🤖 AI Summary
Existing synthetic data generation methods require users to specify point estimates for critical parameters—such as treatment effects and confounding biases—in advance, failing to characterize their uncertainty and lacking mechanisms for updating these parameters from source data, thereby compromising the reliability of causal estimator evaluation. To address this, we propose SBICE (Simulation-Based Inference for Causal Evaluation), a simulation-based inference framework that models generative parameters as random variables and infers their posterior distributions directly from observed source data. This enables adaptive parameter optimization and principled uncertainty quantification. SBICE supports both posterior inference and generation of distributionally faithful synthetic data. Empirical results demonstrate that SBICE-generated data better approximate the true data distribution and significantly improve the reliability and robustness of causal estimator evaluation across multiple benchmark tasks.
📝 Abstract
Generating synthetic datasets that accurately reflect real-world observational data is critical for evaluating causal estimators, but remains a challenging task. Existing generative methods offer a solution by producing synthetic datasets anchored in the observed data (source data) while allowing variation in key parameters such as the treatment effect and amount of confounding bias. However, existing methods typically require users to provide point estimates of such parameters (rather than distributions) and fixed estimates (rather than estimates that can be improved with reference to the source data). This denies users the ability to express uncertainty over parameter values and removes the potential for posterior inference, potentially leading to unreliable estimator comparisons.
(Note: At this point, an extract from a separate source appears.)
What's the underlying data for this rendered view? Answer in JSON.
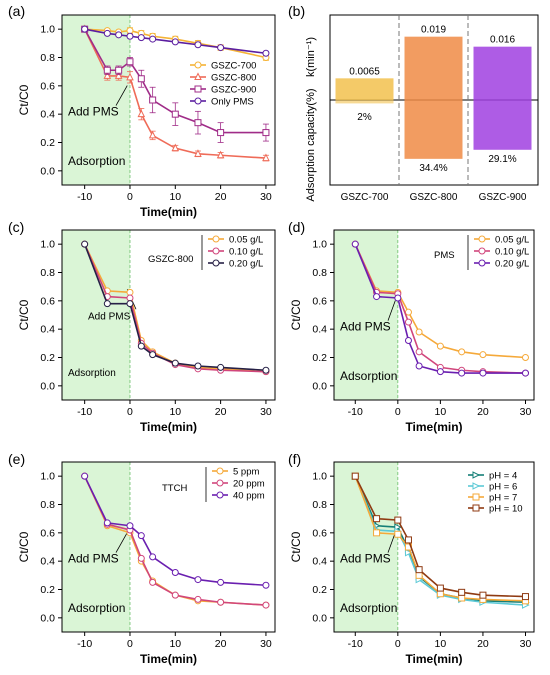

We introduce simulation-based inference for causal evaluation (SBICE), a framework that models generative parameters as uncertain and infers their posterior distribution given a source dataset. Leveraging techniques in simulation-based inference, SBICE identifies parameter configurations that produce synthetic datasets closely aligned with the source data distribution. Empirical results demonstrate that SBICE improves the reliability of estimator evaluations by generating more realistic datasets, which supports a robust and data-consistent approach to causal benchmarking under uncertainty.